Bug #1059 (closed)
Opened 16 years ago
Closed 16 years ago
OutOfMemory exception thrown after 2 hours of importing
Reported by: | jamoore | Owned by: | jamoore |
---|---|---|---|
Priority: | blocker | Cc: | cxallan, bwzloranger, jrswedlow |
Sprint: | n.a. | ||
Total Remaining Time: | n.a. |
Description
After 2 hours of importing a screen, the JBoss server hung with a OOM. The thread dump shows no threads hung. A head dump shows 100s of megabytes tied up in char[] (-->) ultimately linked to the JBoss class loader. Possible cause:
https://jira.jboss.org/jira/browse/JBAS-4593
As in the jira ticket, there are more than 10,000 JMX InvocationContexts still in memory. This issue, however, was supposedly fixed in JBoss 4.2.2
Attachments (1)
Change History (7)
comment:1 Changed 16 years ago by jmoore
Changed 16 years ago by jmoore
Attaching a summary of various gc tests. From README.txt: Running various gc parameters under jboss/blitz &/or jprofiler. (Note: ConcMarkSweep? doesn't work well under jprofiler) gc1: standard gc under jboss. When requesting a full gc, boom gc2: parallel gc " " . Same. gc3: concurrent gc. Couldn't request full gc (jprofiler doesn't support) but ran and ran gc4: standard gc under blitz. same as gc1 gc5: concurrent gc under blitz. jprofiler could request full. ran and ran. gc6: going back to standard gc to see how long (without jprofiler) things run. No stop. Seems to be an issue with heavy load (also caused by profiler) gc7: trying gc6 with profiler to confirm. No full gc requested. Still OOM. gc8: Retring gc7 under jprofiler looking at allocations. Disconnected jprofiler before OOM, and blitz recovered. gc9: Adding NewRatio?=8 to gc8 test a hypothesis. Does work better, survives multiple gcs. gen2 filled up and was completely cleared each time. gc10: Doubled NewRatio?. Works even better. Full gcs got memory down into the 200M range. (Dependent on how close to the limit) -- may have spoken too soon: the increase from 600M to 700M (absolute) max hung somewhat. no throughput, etc. -- in general the throughput is getting worse, and the last gc @ 700M only got down in the 300M range. -- despite the large mountain peaks, does keep going gc11: Trying -XX:+ScavengeBeforeFullGC rather than NewRatio?. Without a call to gc, was able to survive a full gc @ 700M down to ~300M -- calling several myself was not significantly helpful gc12: Trying -XX:NewSize=big. Seems to work well. A steady (expected) ratchet effect. Memory growth->Clearing gc13: Trying gc12 with NewRatio?=8
comment:2 Changed 16 years ago by jmoore
- Cc jason added
Possible solutions to this include:
- Move indexing to another process. Cons: May require too much memory for many since Hibernate will be running twice, also complicates deployment in the JBoss case
- Throttle indexing and/or import Cons: To get this in for milestone:3.0-Beta3.1 would require pushing things back. The OmeroThrottling infrastructure is in place, but the checks are not being performed.

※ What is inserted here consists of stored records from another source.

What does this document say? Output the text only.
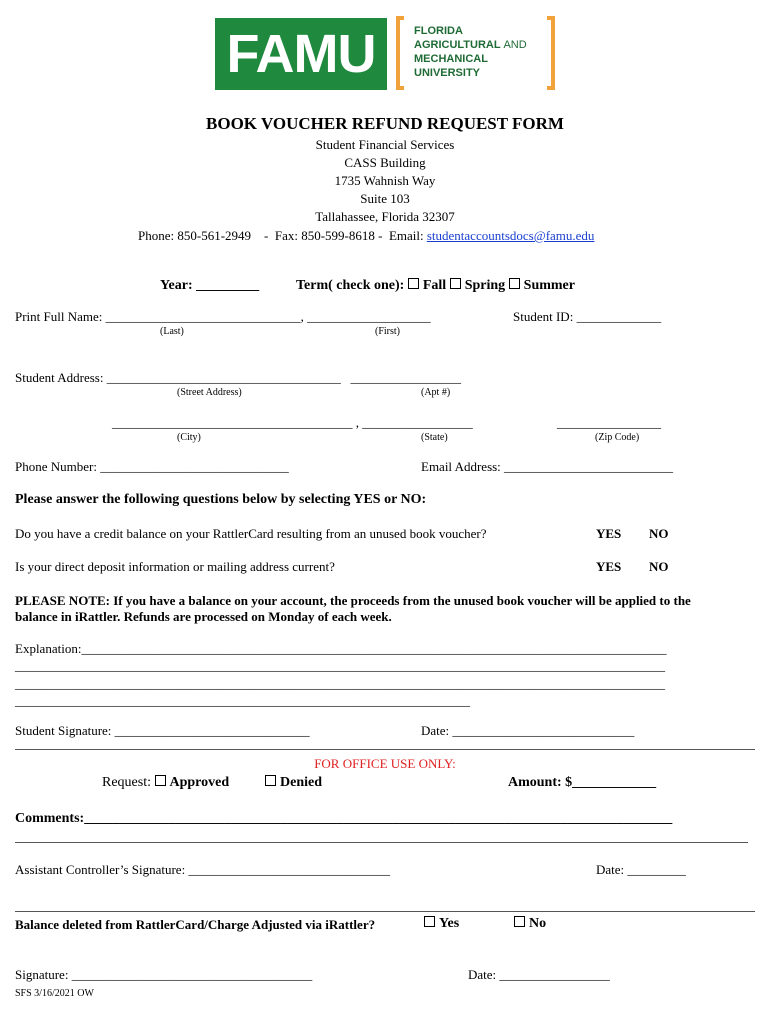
FAMU	FLORIDA
AGRICULTURAL AND
MECHANICAL
UNIVERSITY
BOOK VOUCHER REFUND REQUEST FORM
Student Financial Services
CASS Building
1735 Wahnish Way
Suite 103
Tallahassee, Florida 32307
Phone: 850-561-2949    -  Fax: 850-599-8618 -  Email: studentaccountsdocs@famu.edu
Year: _________	Term( check one): Fall Spring Summer
Print Full Name: ______________________________, ___________________
(Last)	(First)
Student ID: _____________
Student Address: ____________________________________   _________________
(Street Address)	(Apt #)
_____________________________________ , _________________	________________
(City)	(State)	(Zip Code)
Phone Number: _____________________________	Email Address: __________________________
Please answer the following questions below by selecting YES or NO:
Do you have a credit balance on your RattlerCard resulting from an unused book voucher?	YES NO
Is your direct deposit information or mailing address current?	YES NO
PLEASE NOTE: If you have a balance on your account, the proceeds from the unused book voucher will be applied to the
balance in iRattler. Refunds are processed on Monday of each week.
Explanation:__________________________________________________________________________________________
____________________________________________________________________________________________________
____________________________________________________________________________________________________
______________________________________________________________________
Student Signature: ______________________________	Date: ____________________________
FOR OFFICE USE ONLY:
Request: Approved	Denied	Amount: $____________
Comments:____________________________________________________________________________________
Assistant Controller’s Signature: _______________________________	Date: _________
Balance deleted from RattlerCard/Charge Adjusted via iRattler?	Yes	No
Signature: _____________________________________	Date: _________________
SFS 3/16/2021 OW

- Ship with improved GC settings. Cons: We still have not found the optimal settings but this can most likely be done. Also complicates deployment, since the optimal settings are dependent on the resources available on the server machine.

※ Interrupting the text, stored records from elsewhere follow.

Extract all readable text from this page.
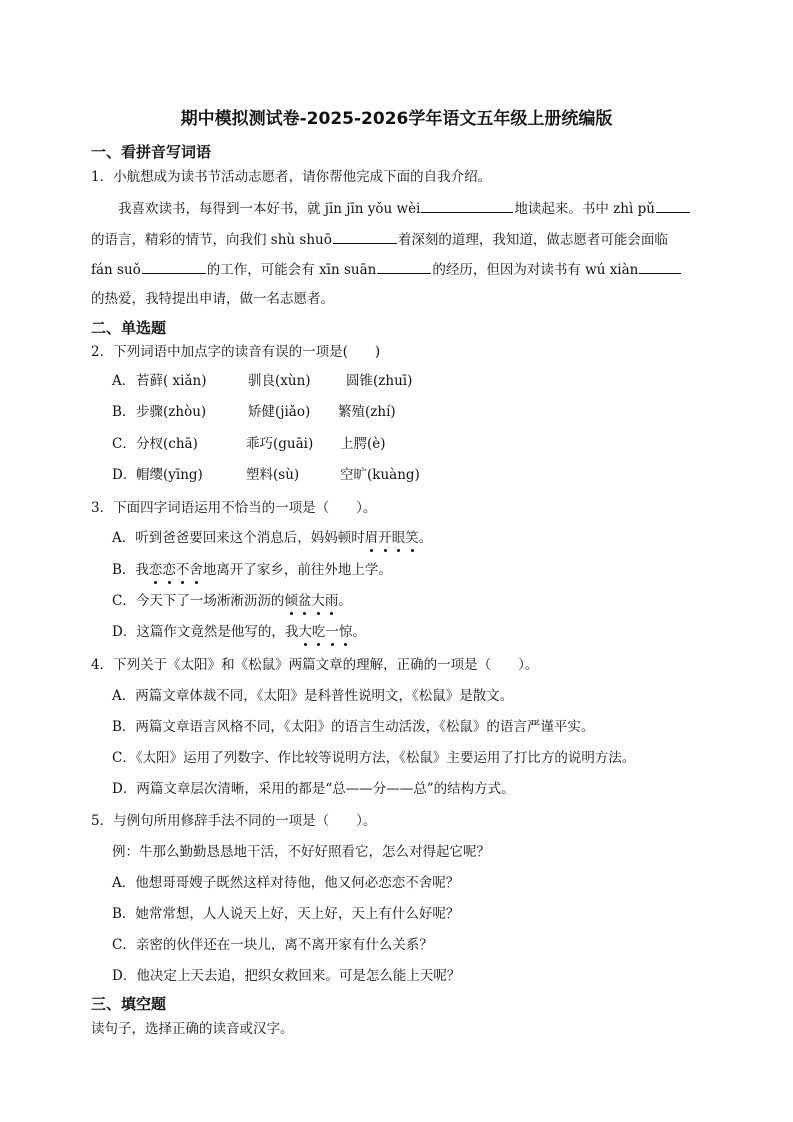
期中模拟测试卷-2025-2026学年语文五年级上册统编版
一、看拼音写词语
1．小航想成为读书节活动志愿者，请你帮他完成下面的自我介绍。
我喜欢读书，每得到一本好书，就 jīn jīn yǒu wèi	地读起来。书中 zhì pǔ
的语言，精彩的情节，向我们 shù shuō	着深刻的道理，我知道，做志愿者可能会面临
fán suǒ	的工作，可能会有 xīn suān	的经历，但因为对读书有 wú xiàn
的热爱，我特提出申请，做一名志愿者。
二、单选题
2．下列词语中加点字的读音有误的一项是(　　)
A． 苔藓( xiǎn)	驯良(xùn)	圆锥(zhuī)
B． 步骤(zhòu)	矫健(jiǎo) 繁殖(zhí)
C． 分杈(chā)	乖巧(guāi) 上腭(è)
D． 帽缨(yīng)	塑料(sù)	空旷(kuàng)
3．下面四字词语运用不恰当的一项是（　　）。
A．听到爸爸要回来这个消息后，妈妈顿时眉开眼笑。
B．我恋恋不舍地离开了家乡，前往外地上学。
C．今天下了一场淅淅沥沥的倾盆大雨。
D．这篇作文竟然是他写的，我大吃一惊。
4．下列关于《太阳》和《松鼠》两篇文章的理解，正确的一项是（　　）。
A．两篇文章体裁不同，《太阳》是科普性说明文，《松鼠》是散文。
B．两篇文章语言风格不同，《太阳》的语言生动活泼，《松鼠》的语言严谨平实。
C．《太阳》运用了列数字、作比较等说明方法，《松鼠》主要运用了打比方的说明方法。
D．两篇文章层次清晰，采用的都是“总——分——总”的结构方式。
5．与例句所用修辞手法不同的一项是（　　）。
例：牛那么勤勤恳恳地干活，不好好照看它，怎么对得起它呢？
A．他想哥哥嫂子既然这样对待他，他又何必恋恋不舍呢？
B．她常常想，人人说天上好，天上好，天上有什么好呢？
C．亲密的伙伴还在一块儿，离不离开家有什么关系？
D．他决定上天去追，把织女救回来。可是怎么能上天呢？
三、填空题
读句子，选择正确的读音或汉字。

comment:3 Changed 16 years ago by jmoore
- Milestone changed from 3.0-Beta3.1 to 3.0-Beta4
Pushing. We may have to release a point release for the server-only if users run into this issue.
comment:4 Changed 16 years ago by jmoore
The primary method for working around this is to get the full text indexer into a separate process. And some (very high) hard-throttling limits will be in place on a per thread basis (e.g. one thread can't load/write 100K objects in a single method call) Then testing will have to show what needs to be changed to make the importer's huge imports more successful.
comment:5 Changed 16 years ago by jmoore
comment:6 Changed 16 years ago by jmoore
- Resolution set to fixed
- Status changed from new to closed
With the indexer in a separate thread and the numerous improvements to the importer, this seems to be solved. Obviously, other memory issues will pop up again, but closing for now.
So, this almost certainly has nothing to do with JBAS-4593, and rather is not a traditional memory leak at all. What's most likely happening is that so many short-lived objects are being created with indexing & a screen import running at the same time, that the garbage collector is not keeping up. This explains why simple profiling shows no memory increase after a small import and a garbage collection.
Some other symptoms:
All of which better handle the large number of short-lived objects. Attempts to do the same under import still failed.